Dünya hâlâ 1. Dünya Savaşı’nın etkilerini yaşar, bu emperyal zihniyet kendisini yenilemeye ve tahakkümünü daha “çağdaş” yöntemlerle sürdürmeye çalışırken, yeni dünya düzeninin nasıl olacağıyla ilgili amansız mücadele devam ediyor.
1. Dünya Savaşı’nın emperyal saldırısı neticesinde bedeli milyonlarca Osmanlı vatandaşı ödedi. Bunların arasında Ermeniler de vardı. O son refleks olmasaydı, bu millet 15 Temmuz’da olduğu gibi, Türk’ü, Kürt’ü, Arap’ı, Laz’ı, Kafkasyalısı, Ermeni’si, Rum’u vd. ile Çanakkale’de, Kurtuluş Savaşı’nda ülkesini canı pahasına savunmasaydı, bugün hepimiz uydu devletlerin içindeki azınlıklar olarak bir kan gölünde yuvarlanıyor olurduk.
Yaşayan insanların tehcir şartlarını hazırlayanlar, bir yüzyıl boyunca da onların ölümünü Türkiye üzerinde kendi emperyal amaçları için kullanmaya devam ettiler. Bu utanç verici bir durumdur. Parlamentolar önünde “soykırım” dilenciliği yapmak adalet sağlamaz, ataların hatırasına karşı büyük bir sorumsuzluktur.
2014 yılından beri dönemin Başbakanı Sayın Recep Tayyip Erdoğan’ın inisiyatifiyle 24 Nisan’da Ermeniler hem hayatını kaybeden atalarını anıyorlar hem de devletin en tepesinden gelen başsağlığı mesajını dinliyorlar. Milyarlarca lira değerinde el konmuş vakıf mallarının iadesini burada anmayı yersiz bulabilirdim ama bu maldan ziyade, Ermenilerin bu ülkenin birinci sınıf vatandaşı olduğu gerçeğinin altını çizdiği için ve adaletin tesisi, zihniyet devrimi adına takdir edilmesi gereken önemli bir unsurdur.

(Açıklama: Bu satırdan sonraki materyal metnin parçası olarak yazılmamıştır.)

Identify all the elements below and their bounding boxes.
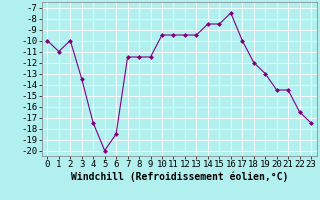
X-axis label: Windchill (Refroidissement éolien,°C): Windchill (Refroidissement éolien,°C) [70, 172, 288, 182]
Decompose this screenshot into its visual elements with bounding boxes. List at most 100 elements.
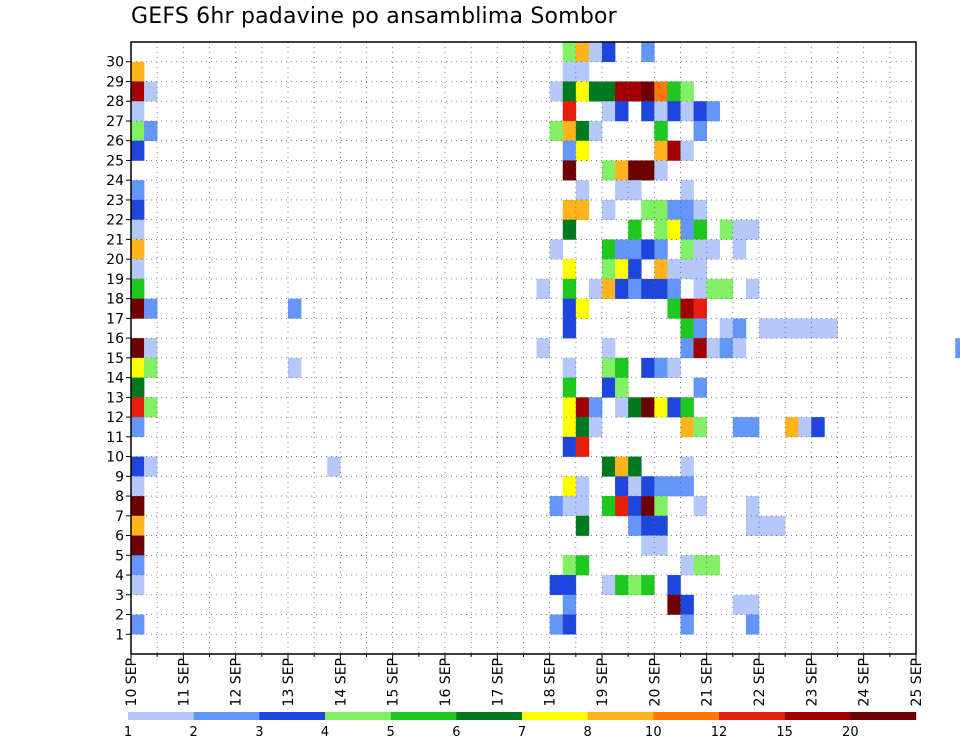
x-tick-label: 18 SEP <box>543 658 559 706</box>
x-tick-label: 15 SEP <box>386 658 402 706</box>
heatmap-cell <box>131 101 145 122</box>
heatmap-cell <box>654 259 668 280</box>
heatmap-cell <box>680 338 694 359</box>
heatmap-cell <box>562 259 577 280</box>
colorbar-label: 12 <box>711 725 728 740</box>
y-tick-label: 3 <box>115 588 124 604</box>
heatmap-cell <box>732 239 747 260</box>
heatmap-cell <box>562 199 577 220</box>
heatmap-cell <box>680 594 694 615</box>
colorbar-segment <box>784 712 851 720</box>
heatmap-cell <box>131 535 145 556</box>
heatmap-cell <box>693 377 707 398</box>
y-tick-label: 11 <box>106 430 124 446</box>
heatmap-cell <box>615 180 629 201</box>
heatmap-cell <box>575 515 590 536</box>
heatmap-cell <box>131 199 145 220</box>
heatmap-cell <box>562 555 577 576</box>
heatmap-cell <box>667 476 681 497</box>
heatmap-cell <box>654 239 668 260</box>
y-tick-label: 26 <box>106 134 124 150</box>
y-tick-label: 20 <box>106 252 124 268</box>
heatmap-cell <box>144 357 158 378</box>
heatmap-cell <box>706 338 721 359</box>
heatmap-cell <box>680 456 694 477</box>
colorbar-label: 3 <box>255 725 263 740</box>
heatmap-cell <box>562 101 577 122</box>
chart-title: GEFS 6hr padavine po ansamblima Sombor <box>131 4 617 29</box>
heatmap-cell <box>745 594 760 615</box>
y-tick-label: 16 <box>106 331 124 347</box>
x-tick-label: 19 SEP <box>595 658 611 706</box>
heatmap-cell <box>131 140 145 161</box>
heatmap-cell <box>785 417 799 438</box>
heatmap-cell <box>562 397 577 418</box>
heatmap-cell <box>144 397 158 418</box>
heatmap-cell <box>549 81 564 102</box>
heatmap-cell <box>562 298 577 319</box>
colorbar-segment <box>653 712 720 720</box>
heatmap-cell <box>562 476 577 497</box>
y-tick-label: 25 <box>106 153 124 169</box>
heatmap-cell <box>667 397 681 418</box>
heatmap-cell <box>955 338 960 359</box>
y-tick-label: 17 <box>106 311 124 327</box>
heatmap-cell <box>680 614 694 635</box>
heatmap-cell <box>575 555 590 576</box>
y-tick-label: 8 <box>115 489 124 505</box>
heatmap-cell <box>680 318 694 339</box>
heatmap-cell <box>131 515 145 536</box>
heatmap-cell <box>562 417 577 438</box>
heatmap-cell <box>667 594 681 615</box>
x-tick-label: 13 SEP <box>281 658 297 706</box>
heatmap-cell <box>602 575 616 596</box>
heatmap-cell <box>732 594 747 615</box>
heatmap-cell <box>745 278 760 299</box>
colorbar-label: 20 <box>842 725 859 740</box>
heatmap-cell <box>131 575 145 596</box>
heatmap-cell <box>575 436 590 457</box>
colorbar-segment <box>193 712 260 720</box>
heatmap-cell <box>588 81 603 102</box>
y-tick-label: 24 <box>106 173 124 189</box>
heatmap-cell <box>680 298 694 319</box>
heatmap-cell <box>549 614 564 635</box>
colorbar-segment <box>325 712 391 720</box>
heatmap-cell <box>615 81 629 102</box>
heatmap-cell <box>131 377 145 398</box>
heatmap-cell <box>615 496 629 517</box>
heatmap-cell <box>641 81 655 102</box>
heatmap-cell <box>654 101 668 122</box>
colorbar-segment <box>850 712 917 720</box>
heatmap-cell <box>602 259 616 280</box>
heatmap-cell <box>602 496 616 517</box>
heatmap-cell <box>131 476 145 497</box>
heatmap-cell <box>759 515 773 536</box>
x-tick-label: 23 SEP <box>804 658 820 706</box>
heatmap-cell <box>575 42 590 63</box>
heatmap-cell <box>562 436 577 457</box>
heatmap-cell <box>654 278 668 299</box>
heatmap-cell <box>131 239 145 260</box>
heatmap-cell <box>680 199 694 220</box>
heatmap-cell <box>615 476 629 497</box>
heatmap-cell <box>693 496 707 517</box>
heatmap-cell <box>562 377 577 398</box>
colorbar-label: 6 <box>452 725 460 740</box>
heatmap-cell <box>654 397 668 418</box>
heatmap-cell <box>628 219 642 240</box>
y-tick-label: 21 <box>106 232 124 248</box>
heatmap-cell <box>562 357 577 378</box>
heatmap-cell <box>575 397 590 418</box>
y-tick-label: 12 <box>106 410 124 426</box>
heatmap-cell <box>667 219 681 240</box>
heatmap-cell <box>641 515 655 536</box>
heatmap-cell <box>536 338 550 359</box>
heatmap-cell <box>549 496 564 517</box>
heatmap-cell <box>680 180 694 201</box>
heatmap-cell <box>693 278 707 299</box>
heatmap-cell <box>641 239 655 260</box>
heatmap-cell <box>680 101 694 122</box>
heatmap-cell <box>602 377 616 398</box>
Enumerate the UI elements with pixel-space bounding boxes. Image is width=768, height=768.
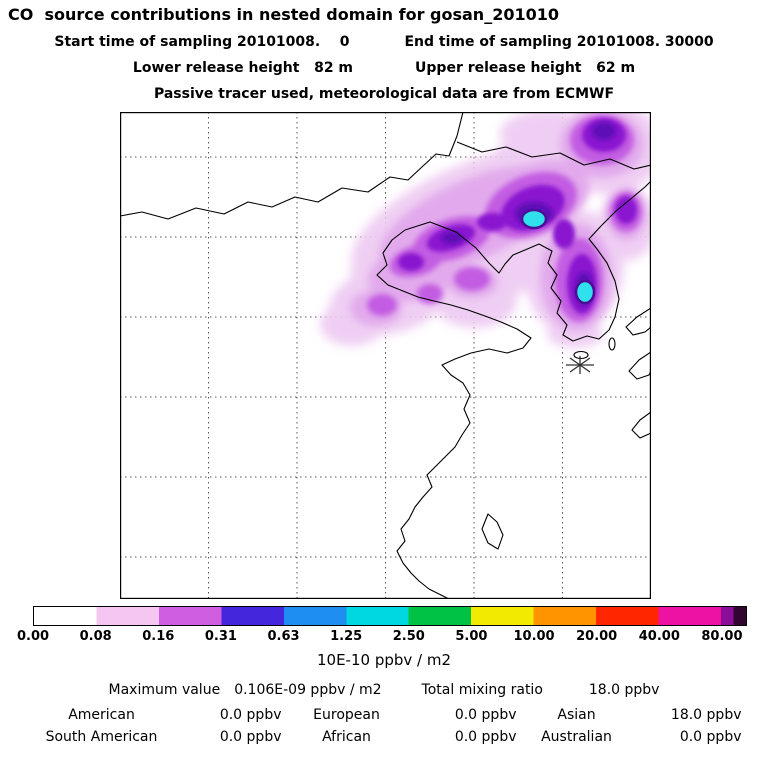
map-border [120,112,651,599]
taiwan-island [481,513,504,550]
total-mixing-ratio-value: 18.0 ppbv [588,682,660,698]
jeju-island [573,350,589,360]
tracer-note-line: Passive tracer used, meteorological data… [0,86,768,102]
colorbar-tick-label: 0.16 [142,629,175,644]
colorbar-tick-label: 0.00 [16,629,50,644]
end-time-text: End time of sampling 20101008. 30000 [404,34,714,50]
contour-field [320,112,651,348]
map-plot [120,112,651,599]
summary-stats-line: Maximum value 0.106E-09 ppbv / m2 Total … [0,682,768,698]
region-value: 0.0 ppbv [679,729,742,745]
japan-coast-3 [631,411,651,439]
region-value: 0.0 ppbv [454,707,517,723]
region-label: European [313,707,380,723]
coastlines [120,112,651,599]
colorbar-unit-label: 10E-10 ppbv / m2 [316,651,452,669]
region-value: 0.0 ppbv [454,729,517,745]
colorbar-tick-label: 0.31 [204,629,237,644]
colorbar-tick-label: 5.00 [455,629,488,644]
hotspot-cyan-markers [520,208,596,305]
tsushima-island [608,337,616,351]
colorbar-tick-label: 1.25 [330,629,363,644]
lower-release-text: Lower release height 82 m [132,60,354,76]
total-mixing-ratio-label: Total mixing ratio [421,682,543,698]
colorbar-tick-labels: 0.00 0.08 0.16 0.31 0.63 1.25 2.50 5.00 10.00 20.… [17,629,747,645]
start-time-text: Start time of sampling 20101008. 0 [54,34,350,50]
region-value: 0.0 ppbv [219,707,282,723]
region-value: 0.0 ppbv [219,729,282,745]
region-label: American [68,707,135,723]
colorbar-tick-label: 0.08 [79,629,112,644]
maximum-value: 0.106E-09 ppbv / m2 [234,682,382,698]
region-label: South American [45,729,158,745]
receptor-marker-icon [566,356,594,374]
release-height-line: Lower release height 82 m Upper release … [0,60,768,76]
colorbar-tick-label: 2.50 [392,629,425,644]
japan-coast-2 [628,351,651,380]
colorbar-tick-label: 20.00 [576,629,618,644]
page-title: CO source contributions in nested domain… [8,5,559,24]
border-northeast [456,141,651,170]
upper-release-text: Upper release height 62 m [415,60,636,76]
region-label: African [322,729,371,745]
maximum-value-label: Maximum value [108,682,221,698]
region-label: Asian [557,707,596,723]
colorbar-tick-label: 80.00 [701,629,743,644]
china-coast [376,229,532,599]
tracer-note-text: Passive tracer used, meteorological data… [153,86,615,102]
korea-bohai-coast [404,180,651,342]
region-value: 18.0 ppbv [670,707,742,723]
region-contributions-table: American 0.0 ppbv European 0.0 ppbv Asian 18.… [27,707,742,745]
sampling-time-line: Start time of sampling 20101008. 0 End t… [0,34,768,50]
colorbar-tick-label: 40.00 [638,629,680,644]
japan-coast-1 [625,307,651,336]
colorbar [33,606,747,626]
region-label: Australian [541,729,612,745]
colorbar-tick-label: 10.00 [513,629,555,644]
colorbar-tick-label: 0.63 [267,629,300,644]
country-border [120,112,464,220]
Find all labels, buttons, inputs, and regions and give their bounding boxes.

Geçtiğimiz 24 Nisan’da da Cumhurbaşkanımız bir taziye mesajıyla cemaatimizi yine yalnız bırakmamıştır. Gören gözler, işiten kulaklar için bunlar çok değerli adımlardır. Kendisine gönülden teşekkür ediyorum.
Şimdi bu mesajı bir kez daha okuyalım ve okumayanlara, duymayanlara ulaştıralım.
Türkiye Ermenileri Patrik Genel Vekili Sayın Aram Ateşyan,
Çok Değerli Ermeni Vatandaşlarım,
Sizleri sevgiyle, saygıyla selamlıyorum.
Birinci Dünya Savaşı’nın zor şartlarında hayatını kaybeden Osmanlı Ermenilerini bu yıl da saygıyla anıyor, torunlarına taziyelerimi sunuyorum.